In the meanwhile, Dr Ejaz after having met the top party leadership through his sources became hostile. Despite his initial zeal, he refused to cooperate for reasons best known to him. I do not agree with him that it was an academic exercise. In a talk show with Mubasshir Luqman in 2014, he had appeared far more committed than he is now.

It is not that the information revealed to me by Dr Ejaz was irresistible and alluring. However petty and unreliable, it fitted into my hypothesis of why the 2013 elections would be rigged and were subsequently rigged. The framework was based on external factors.

This is what I wrote in my article six months before the elections: “Within the run up to these elections, currents, counter currents and international compulsions will cast their shadows on the outcome and must be factorised. As ever, the propensity to engineer results will remain endemic. Two major issues relating to the economy of Pakistan and the US withdrawal from Afghanistan will be the main determinants of Pakistan’s future power structure. Both have an effect on the quality of life and Pakistan’s future. Do we choose a self-reliant and proud Pakistan; or a pliable, dependent and discredited country of thugs and thieves; ready to sell their mothers?”

It went on: “On the external front, United States’ contemplated withdrawal from Afghanistan will also cast its shadows on who forms the next government in Pakistan. Gerrymandering of constituencies in 2002 was carried out with an implied purpose to bring a dispensation to power that supports the terrorism policies.  As a follow up, the NRO was also negotiated on similar contours to ensure that the USA agenda in the region is not adversely affected” (The 2013 elections: Nation, December 05, 2012). Similar opinions were reinforced in a subsequent article title ‘The election conundrum’ in The Nation on April 6, 2013. 

Pre-poll rigging by influencing the Election Commission of Pakistan was already in place. Heads of some of the regulatory authorities who could affect qualifications of candidates were brought into disrepute by a media house and superior judiciary. Most of them resigned but not before writing letters to various ministries, now gathering dust. I researched and made a predictive analysis based on variable methods for elections 2013. “One critical figure to assume the party positions in 2013 will be the voter turnout factor of 0.20. As long as the turn out remains close to 20%, old political parties will excel through their fixed vote banks.
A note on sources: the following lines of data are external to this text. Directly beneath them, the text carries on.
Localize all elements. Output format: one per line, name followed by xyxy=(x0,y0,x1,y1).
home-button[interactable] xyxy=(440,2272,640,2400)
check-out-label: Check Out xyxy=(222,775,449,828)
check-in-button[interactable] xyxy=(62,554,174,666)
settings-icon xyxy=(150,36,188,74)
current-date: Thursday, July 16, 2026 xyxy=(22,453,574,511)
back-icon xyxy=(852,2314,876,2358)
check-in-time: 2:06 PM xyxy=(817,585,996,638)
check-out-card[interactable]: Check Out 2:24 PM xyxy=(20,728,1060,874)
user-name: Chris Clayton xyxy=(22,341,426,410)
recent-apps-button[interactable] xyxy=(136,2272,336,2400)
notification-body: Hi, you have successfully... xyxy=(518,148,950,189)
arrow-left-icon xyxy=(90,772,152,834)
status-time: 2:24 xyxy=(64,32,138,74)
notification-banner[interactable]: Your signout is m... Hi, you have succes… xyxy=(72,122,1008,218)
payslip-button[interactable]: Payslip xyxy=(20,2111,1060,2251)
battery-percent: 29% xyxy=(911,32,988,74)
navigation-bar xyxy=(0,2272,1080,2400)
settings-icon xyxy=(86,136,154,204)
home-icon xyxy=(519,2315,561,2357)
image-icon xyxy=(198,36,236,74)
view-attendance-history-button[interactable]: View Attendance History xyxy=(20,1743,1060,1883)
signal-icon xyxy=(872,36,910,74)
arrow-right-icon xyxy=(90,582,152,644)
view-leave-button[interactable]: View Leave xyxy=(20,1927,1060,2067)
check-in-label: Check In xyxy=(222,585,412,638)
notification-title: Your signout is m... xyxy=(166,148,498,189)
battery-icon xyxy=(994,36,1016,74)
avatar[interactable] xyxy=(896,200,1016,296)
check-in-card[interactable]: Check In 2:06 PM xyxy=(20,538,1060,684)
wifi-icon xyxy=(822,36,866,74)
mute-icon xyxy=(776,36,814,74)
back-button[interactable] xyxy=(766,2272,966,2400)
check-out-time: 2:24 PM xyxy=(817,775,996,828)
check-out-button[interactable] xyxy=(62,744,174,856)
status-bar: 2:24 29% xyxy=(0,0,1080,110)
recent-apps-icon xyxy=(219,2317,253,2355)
As the turnout rises, old horses will be edged out”. I also wrote that the PTI would ultimately end 30-40 seats short of whatever it wins because of the lack of homework in Sindh, Balochistan and Non-Muslims (in ‘Elections 2013: Simulative Appraisal’ in The Nation, May 13, 2013). Though the turnout reached as predicted, the results were skewed. PPP and PML-Q were wiped out from their traditional 41 constituencies but PTI fared much below my predictions.

This led to post poll analysis that could only be carried out after the Election Commission of Pakistan made available all the data. As an academic exercise it was possible to use statistics to reach convincing conclusions that I did. This analysis turned up 108 National Assembly constituencies in Punjab and Sindh with unexpected voter turnouts and winning margins. They also correspond with the quantity of extra ballot papers and the aggression of some elected MNAs on the media. PPP and PML-Q lost 41 incumbent seats to PML-N in Punjab. The surge in votes was 1,678,911 with 962,587 extra ballot papers. PML-N won 40 individual incumbent and 14 party incumbent seats with a surge of 2,003,275 votes and 1,098,994 extra ballot papers. Surprisingly, this phenomenal pattern is restricted to PML-N in Punjab and PPP in Sindh. This pattern is not reflected in seats won by PTI, PPP and PML-Q in Punjab. Considering errors, it appears that at least 78 National Assembly seats throw up suspicious results.

As an analyst I have no doubt that the elections 2013 were punctured beyond 35 seats. It is left to the readers and posterity to judge whether election 2013 were punctured or not.